Ne söylemek istiyorsan hepsini düzgünce toparla ve beş dakika sonra arka bahçedeki oturma yerlerinin oraya gel.

leeno:

Tamam.

•••

 Yine bir eğlencedeydim. Jeno'yla son görüşmemizin üstünden yaklaşık bir ay geçmiş olmalıydı. Havalar iyice ısınmaya başlamıştı ve haliyle partiler de artmıştı. Şu anda içerisinde bulunduğum eğlence liseden birkaç tanıdığın düzenlediği bir şeydi.

 Doğrusu gelmeyi pek istemesem de Nora ve Donghyuck ikilisinin ısrarlarıyla baş edememiştim. Asıl şaşırtıcı olan şeyse Nora'nın ikna olmasıydı. Gerçi Donghyuck ne yapıp edip onu buna sürüklemiş de olabilirdi.

 Yüksek sesli şarkı yüzünden sesimi duyuramayacağımı biliyordum, bağırmakla da uğraşmak istemiyordum çünkü Nora'nın kulağında sesi azaltıcı kulak tıkaçlarından vardı. Kulaklarına epey değer veriyordu. Bu yüzden nerede olacağıma dair kısa bir mesajı ona atarak bahçeye çıktım.

 Rüzgâr ılık esiyordu. Bu havalara bayılırdım, kendimi yeniden canlanır gibi hissederdim.

 Telefonum çaldığında bakışlarım ekrana döndü. Arayan Nora'ydı. "Ne var?"

 "Bana bak, sakın yine öpüşerek gelmeyi düşünme bile. Lee Jeno'nun cazibesi korkunç ve sana deli olduğu için aklın çelinebilir. Kendine gel diye uyarayım dedim."

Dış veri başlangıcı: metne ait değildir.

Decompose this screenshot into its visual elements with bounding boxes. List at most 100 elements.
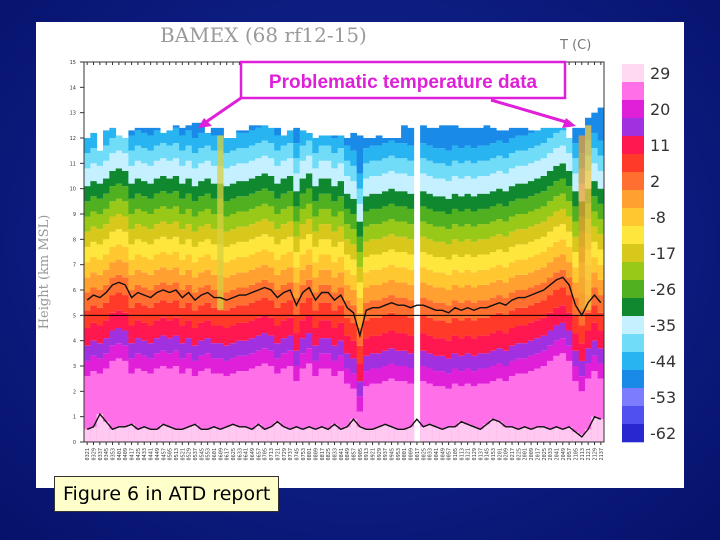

 Alayla gülerken arkamdan adım sesleri duydum. Bu yine de susmam için bir sebep değildi. "Bu akşam öpeceğim son kişi bile değil. Merak etme."

 Sonra da telefonu kapattım.

 Büyük salıncağa yayılarak oturan Jeno söylediklerimi duymayacak kadar dalgın gözüküyordu.

 Yanına oturmamayı tercih ederek ayakta dikildim. 

 "Ne oldu? Neden buradayız."

 Dalgınca baktığı çimenlerden bakışlarını bana çevirdi ve sakince konuştu. "Özür dilerim."

 Kaşlarım çatıldı. "Ne?"

 O da ayağa kalktı ve hemen karşıma geçti. Şimdi kafamı kaldırarak bakmam gerekiyordu.

 "Sana yaşattığım her şey için özür dilerim. Son yaptığın şey beni iyice tokatladı ve yaptıklarımın ağırlığını fark etmemi sağladı. Hiçbir bahane yaptıklarımı küçültemez."

 "Bunu ancak mı fark ettin? Ayrıca hangi şey için özür diliyorsun, beni rezil edip arkadaşsız kalmamı sağlayana dek zorbalığa uğramamı sağladığın için mi yoksa beni en yakın arkadaşımla aldattığın için mi?"

 Bana sessizce bakarken ben sıralamaya devam ettim. Söz hakkım varken asla susmazdım.

 "Ha bir de şey vardı, beni sevgili olduğumuza inandırdıktan sonra fotoğraflarımı terbiyesizce shoplatman ve bunu yayman. Hangisi için af diliyorsun?"

 "Seni aldatmadım."

 "Evet fiziksel olarak aldatmadın. Bunu daha sonradan öğrendim. Peki diğerleri de aldatma olmaz mı Jeno?"

 O dudaklarını sıkıca birbirine bastırarak bana bakarken ben arkamda kalan hasır desenli masaya yaslanıp kollarımı bağladım.

 Ondan hâlâ yanıt gelmezken sıkılmaya başlamıştım.

 Aniden dizleri üstüne çöktüğünde etrafta dolanan bakışlarım ona döndü.

 "Yaptığım her şey için özür dilerim. Aptal herifin tekiydim. Asla değerini bilemedim ve tam bir orospu çocuğu gibi davrandım. Bana ne istersen yap ama senden uzak duramam. Her ne istersen yaparım yeter ki benim yanımda ol."

 Sırıttım. "Dizlerinin üstünde yalvarırken acınası görünüyorsun."

 Dengesini kaybederek hafifçe yalpaladığında elimi ona uzattım ve o da elimi hayatı buna bağlıymışçasına tuttu.

 Hafifçe eğilerek saçlarını yavaşça okşadım. "Bu tavrı ben seninleyken sergilemeliydin Jeno. Bu kadar olay yaşandıktan sonra af dilemek için değil. Acınası ve rezil hareketleri keserek kendine gel. Sen kötü ve umursamaz birisin. Bana karşı kötü davran ve beni yine umursama. Benim tüm istediğim bu."

 Bakışlarını bana çevirdiğinde gözlerimin zevkle parladığına emindim. Elimi saçlarından hızlıca çektim. O esnada kısaca kıkırdamama engel olamamıştım. Karma cidden çok sert işliyordu.

 Ve o dizleri üstünde orada kalakalırken ben yüzümdeki gülüşle içeriye girdim. Bu onunla son konuşmamdı. Bundan sonra sadece yaşanılanları hatırlamak kalmıştı ona.